Hashem has blessed us with being the caregivers for His children that He blessed us with. He entrusted me, and my dear husband, with 14 souls, and said, “Here are My gifts to you to take care of for a while, till they grow old enough to take care of themselves (when exactly?).
They are just temporary visitors in your home that I trust you to educate and discipline, according to the ways of the Torah.
You will hopefully do such a good job that by the time they are 18+ they will be fully grown responsible independent human beings that will follow the right way.”
Hashem gifted us with these souls to make a difference to them to carry on the torch of yiddishkeit, love, for a better future.
I always thought I owned them, since I gave birth to them, dressed them, fed them, took them to doctors and hospitals, appointments, and never ending changing diapers, staying up at night, crying babies, endless shopping, birthday parties, Shabbosim, friends over, send them to camps, to seminary, getting them married, being there for their first births, helping with their kids…. and the list goes on.
I came to realize, that each child is a world of their own, and are entitled to a universe of their own.
Hashem ‘loaned’ them to us for a short while, until there comes a time for us to ‘let go’ and say, “we did our job, and now we are here to assist you whenever you need us (forever), but to assist you, and not to impose on you.”
There is a time to let go, and watch our kids blossom on their own.

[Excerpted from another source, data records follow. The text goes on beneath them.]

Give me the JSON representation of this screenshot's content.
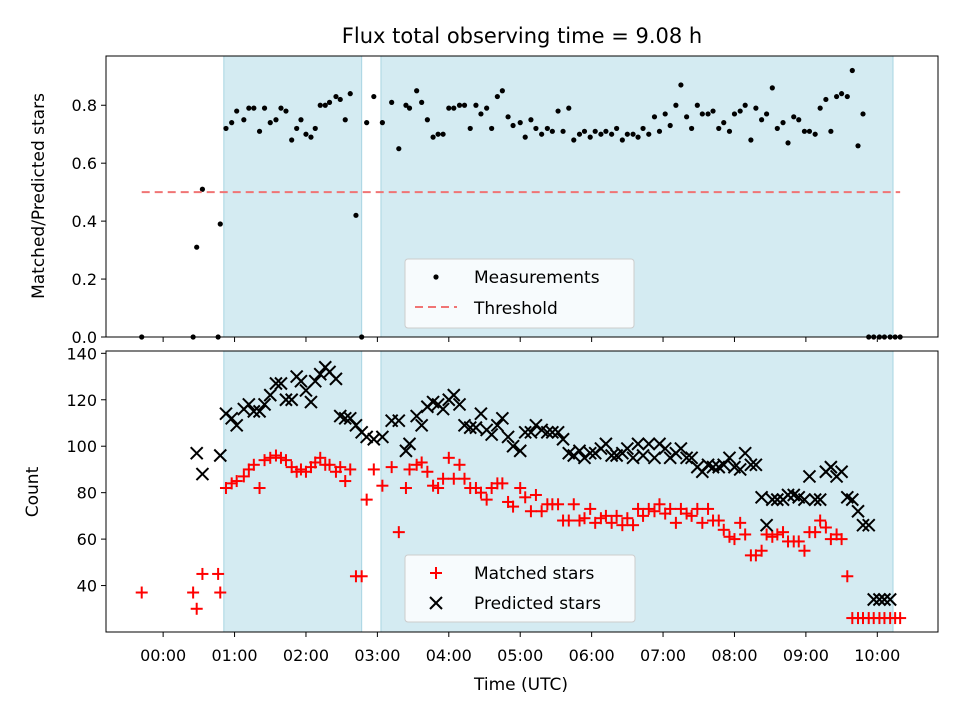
{
  "chart_data": [
    {
      "type": "scatter",
      "title": "Flux total observing time = 9.08 h",
      "ylabel": "Matched/Predicted stars",
      "xlabel": "",
      "xlim": [
        -0.8,
        10.85
      ],
      "ylim": [
        0,
        0.97
      ],
      "yticks": [
        0,
        0.2,
        0.4,
        0.6,
        0.8
      ],
      "ytick_labels": [
        "0.0",
        "0.2",
        "0.4",
        "0.6",
        "0.8"
      ],
      "shaded_spans": [
        [
          0.85,
          2.78
        ],
        [
          3.05,
          10.22
        ]
      ],
      "legend_position": "lower-center",
      "series": [
        {
          "name": "Measurements",
          "marker": "dot",
          "color": "#000000",
          "x": [
            -0.3,
            0.42,
            0.47,
            0.55,
            0.77,
            0.8,
            0.88,
            0.96,
            1.03,
            1.13,
            1.2,
            1.27,
            1.35,
            1.42,
            1.5,
            1.58,
            1.65,
            1.72,
            1.8,
            1.87,
            1.93,
            2.0,
            2.07,
            2.13,
            2.2,
            2.27,
            2.33,
            2.42,
            2.48,
            2.55,
            2.62,
            2.7,
            2.78,
            2.85,
            2.95,
            3.07,
            3.2,
            3.3,
            3.4,
            3.45,
            3.55,
            3.62,
            3.7,
            3.78,
            3.85,
            3.92,
            4.0,
            4.07,
            4.15,
            4.22,
            4.3,
            4.38,
            4.45,
            4.53,
            4.6,
            4.68,
            4.75,
            4.83,
            4.9,
            5.0,
            5.07,
            5.15,
            5.22,
            5.3,
            5.38,
            5.45,
            5.53,
            5.6,
            5.68,
            5.75,
            5.83,
            5.9,
            5.98,
            6.05,
            6.13,
            6.2,
            6.28,
            6.35,
            6.43,
            6.5,
            6.58,
            6.65,
            6.72,
            6.8,
            6.88,
            6.95,
            7.03,
            7.1,
            7.18,
            7.25,
            7.33,
            7.4,
            7.48,
            7.55,
            7.63,
            7.7,
            7.78,
            7.85,
            7.93,
            8.0,
            8.08,
            8.15,
            8.23,
            8.3,
            8.38,
            8.45,
            8.53,
            8.6,
            8.68,
            8.75,
            8.83,
            8.9,
            8.98,
            9.05,
            9.13,
            9.2,
            9.28,
            9.35,
            9.43,
            9.5,
            9.58,
            9.65,
            9.73,
            9.8,
            9.88,
            9.95,
            10.03,
            10.1,
            10.18,
            10.25,
            10.32
          ],
          "y": [
            0.0,
            0.0,
            0.31,
            0.51,
            0.0,
            0.39,
            0.72,
            0.74,
            0.78,
            0.75,
            0.79,
            0.79,
            0.71,
            0.79,
            0.74,
            0.75,
            0.79,
            0.78,
            0.68,
            0.72,
            0.75,
            0.7,
            0.69,
            0.72,
            0.8,
            0.8,
            0.81,
            0.83,
            0.82,
            0.75,
            0.84,
            0.42,
            0.0,
            0.74,
            0.83,
            0.74,
            0.81,
            0.65,
            0.8,
            0.79,
            0.85,
            0.81,
            0.75,
            0.69,
            0.7,
            0.7,
            0.79,
            0.79,
            0.8,
            0.8,
            0.72,
            0.8,
            0.77,
            0.79,
            0.72,
            0.83,
            0.85,
            0.76,
            0.73,
            0.74,
            0.69,
            0.75,
            0.72,
            0.7,
            0.72,
            0.71,
            0.78,
            0.71,
            0.79,
            0.68,
            0.7,
            0.71,
            0.69,
            0.71,
            0.7,
            0.71,
            0.7,
            0.72,
            0.68,
            0.7,
            0.7,
            0.69,
            0.72,
            0.7,
            0.76,
            0.71,
            0.77,
            0.73,
            0.8,
            0.87,
            0.76,
            0.72,
            0.8,
            0.77,
            0.77,
            0.78,
            0.72,
            0.74,
            0.71,
            0.77,
            0.78,
            0.8,
            0.68,
            0.79,
            0.75,
            0.77,
            0.86,
            0.72,
            0.74,
            0.67,
            0.76,
            0.75,
            0.71,
            0.71,
            0.7,
            0.79,
            0.82,
            0.71,
            0.83,
            0.84,
            0.83,
            0.92,
            0.66,
            0.77,
            0.0,
            0.0,
            0.0,
            0.0,
            0.0,
            0.0,
            0.0
          ],
          "size": 2.6
        },
        {
          "name": "Threshold",
          "type": "line",
          "style": "dashed",
          "color": "#f07474",
          "x": [
            -0.3,
            10.32
          ],
          "y": [
            0.5,
            0.5
          ]
        }
      ]
    },
    {
      "type": "scatter",
      "title": "",
      "ylabel": "Count",
      "xlabel": "Time (UTC)",
      "xlim": [
        -0.8,
        10.85
      ],
      "ylim": [
        20,
        141
      ],
      "yticks": [
        40,
        60,
        80,
        100,
        120,
        140
      ],
      "ytick_labels": [
        "40",
        "60",
        "80",
        "100",
        "120",
        "140"
      ],
      "xticks": [
        0,
        1,
        2,
        3,
        4,
        5,
        6,
        7,
        8,
        9,
        10
      ],
      "xtick_labels": [
        "00:00",
        "01:00",
        "02:00",
        "03:00",
        "04:00",
        "05:00",
        "06:00",
        "07:00",
        "08:00",
        "09:00",
        "10:00"
      ],
      "shaded_spans": [
        [
          0.85,
          2.78
        ],
        [
          3.05,
          10.22
        ]
      ],
      "legend_position": "lower-center",
      "series": [
        {
          "name": "Matched stars",
          "marker": "plus",
          "color": "#ff0000",
          "x": [
            -0.3,
            0.42,
            0.47,
            0.55,
            0.77,
            0.8,
            0.88,
            0.96,
            1.03,
            1.13,
            1.2,
            1.27,
            1.35,
            1.42,
            1.5,
            1.58,
            1.65,
            1.72,
            1.8,
            1.87,
            1.93,
            2.0,
            2.07,
            2.13,
            2.2,
            2.27,
            2.33,
            2.42,
            2.48,
            2.55,
            2.62,
            2.7,
            2.78,
            2.85,
            2.95,
            3.07,
            3.2,
            3.3,
            3.4,
            3.45,
            3.55,
            3.62,
            3.7,
            3.78,
            3.85,
            3.92,
            4.0,
            4.07,
            4.15,
            4.22,
            4.3,
            4.38,
            4.45,
            4.53,
            4.6,
            4.68,
            4.75,
            4.83,
            4.9,
            5.0,
            5.07,
            5.15,
            5.22,
            5.3,
            5.38,
            5.45,
            5.53,
            5.6,
            5.68,
            5.75,
            5.83,
            5.9,
            5.98,
            6.05,
            6.13,
            6.2,
            6.28,
            6.35,
            6.43,
            6.5,
            6.58,
            6.65,
            6.72,
            6.8,
            6.88,
            6.95,
            7.03,
            7.1,
            7.18,
            7.25,
            7.33,
            7.4,
            7.48,
            7.55,
            7.63,
            7.7,
            7.78,
            7.85,
            7.93,
            8.0,
            8.08,
            8.15,
            8.23,
            8.3,
            8.38,
            8.45,
            8.53,
            8.6,
            8.68,
            8.75,
            8.83,
            8.9,
            8.98,
            9.05,
            9.13,
            9.2,
            9.28,
            9.35,
            9.43,
            9.5,
            9.58,
            9.65,
            9.73,
            9.8,
            9.88,
            9.95,
            10.03,
            10.1,
            10.18,
            10.25,
            10.32
          ],
          "y": [
            37,
            37,
            30,
            45,
            45,
            37,
            82,
            84,
            85,
            87,
            90,
            92,
            82,
            94,
            95,
            96,
            95,
            94,
            91,
            89,
            90,
            89,
            91,
            93,
            95,
            92,
            92,
            89,
            91,
            85,
            90,
            44,
            44,
            77,
            90,
            83,
            91,
            63,
            82,
            90,
            92,
            93,
            89,
            83,
            82,
            86,
            95,
            86,
            92,
            86,
            82,
            82,
            80,
            77,
            82,
            84,
            84,
            76,
            74,
            82,
            78,
            72,
            79,
            72,
            75,
            75,
            75,
            68,
            68,
            75,
            68,
            69,
            73,
            67,
            69,
            70,
            67,
            70,
            66,
            69,
            66,
            73,
            70,
            73,
            72,
            75,
            71,
            73,
            67,
            73,
            71,
            70,
            73,
            67,
            73,
            68,
            68,
            64,
            61,
            60,
            67,
            62,
            53,
            53,
            55,
            62,
            61,
            62,
            63,
            59,
            59,
            59,
            55,
            63,
            63,
            68,
            65,
            60,
            62,
            60,
            44,
            26,
            26,
            26,
            26,
            26,
            26,
            26,
            26,
            26,
            26
          ],
          "size": 6
        },
        {
          "name": "Predicted stars",
          "marker": "x",
          "color": "#000000",
          "x": [
            0.47,
            0.55,
            0.8,
            0.88,
            0.96,
            1.03,
            1.13,
            1.2,
            1.27,
            1.35,
            1.42,
            1.5,
            1.58,
            1.65,
            1.72,
            1.8,
            1.87,
            1.93,
            2.0,
            2.07,
            2.13,
            2.2,
            2.27,
            2.33,
            2.42,
            2.48,
            2.55,
            2.62,
            2.7,
            2.78,
            2.85,
            2.95,
            3.07,
            3.2,
            3.3,
            3.4,
            3.45,
            3.55,
            3.62,
            3.7,
            3.78,
            3.85,
            3.92,
            4.0,
            4.07,
            4.15,
            4.22,
            4.3,
            4.38,
            4.45,
            4.53,
            4.6,
            4.68,
            4.75,
            4.83,
            4.9,
            5.0,
            5.07,
            5.15,
            5.22,
            5.3,
            5.38,
            5.45,
            5.53,
            5.6,
            5.68,
            5.75,
            5.83,
            5.9,
            5.98,
            6.05,
            6.13,
            6.2,
            6.28,
            6.35,
            6.43,
            6.5,
            6.58,
            6.65,
            6.72,
            6.8,
            6.88,
            6.95,
            7.03,
            7.1,
            7.18,
            7.25,
            7.33,
            7.4,
            7.48,
            7.55,
            7.63,
            7.7,
            7.78,
            7.85,
            7.93,
            8.0,
            8.08,
            8.15,
            8.23,
            8.3,
            8.38,
            8.45,
            8.53,
            8.6,
            8.68,
            8.75,
            8.83,
            8.9,
            8.98,
            9.05,
            9.13,
            9.2,
            9.28,
            9.35,
            9.43,
            9.5,
            9.58,
            9.65,
            9.73,
            9.8,
            9.88,
            9.95,
            10.03,
            10.1,
            10.18
          ],
          "y": [
            97,
            88,
            96,
            114,
            112,
            109,
            116,
            118,
            115,
            115,
            118,
            122,
            127,
            127,
            120,
            120,
            130,
            128,
            124,
            119,
            128,
            131,
            134,
            132,
            129,
            113,
            112,
            112,
            109,
            106,
            104,
            103,
            104,
            111,
            111,
            98,
            101,
            113,
            109,
            117,
            119,
            118,
            116,
            120,
            122,
            118,
            109,
            108,
            108,
            114,
            107,
            105,
            109,
            112,
            104,
            100,
            98,
            106,
            106,
            109,
            107,
            106,
            106,
            106,
            103,
            97,
            96,
            98,
            95,
            97,
            97,
            99,
            101,
            96,
            96,
            97,
            99,
            95,
            101,
            96,
            101,
            95,
            101,
            99,
            95,
            97,
            99,
            95,
            95,
            91,
            89,
            92,
            91,
            91,
            92,
            95,
            91,
            90,
            97,
            92,
            92,
            78,
            66,
            77,
            77,
            77,
            79,
            79,
            78,
            77,
            87,
            77,
            77,
            89,
            91,
            87,
            89,
            78,
            77,
            72,
            66,
            66,
            34,
            34,
            34,
            34
          ],
          "size": 6
        }
      ]
    }
  ],
  "colors": {
    "shade": "#d4ebf2",
    "shade_edge": "#a8d5e2",
    "threshold": "#f07474",
    "matched": "#ff0000",
    "predicted": "#000000"
  }
}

That is what we planted seeds for all our life. To sit back one day and watch the flowers blossom in the garden.
Now I must accept the time has come to sit back and relax, smell the roses, and hear the birds chirping.
I’ll water my plants from time to time, only when asked to.
To all my younger friends still on the rollercoaster of raising little kids, I convey to you a most important message: Stop, breathe, relax, laugh, and have tons of fun with your family, because soon, it’ll be rocking chair time!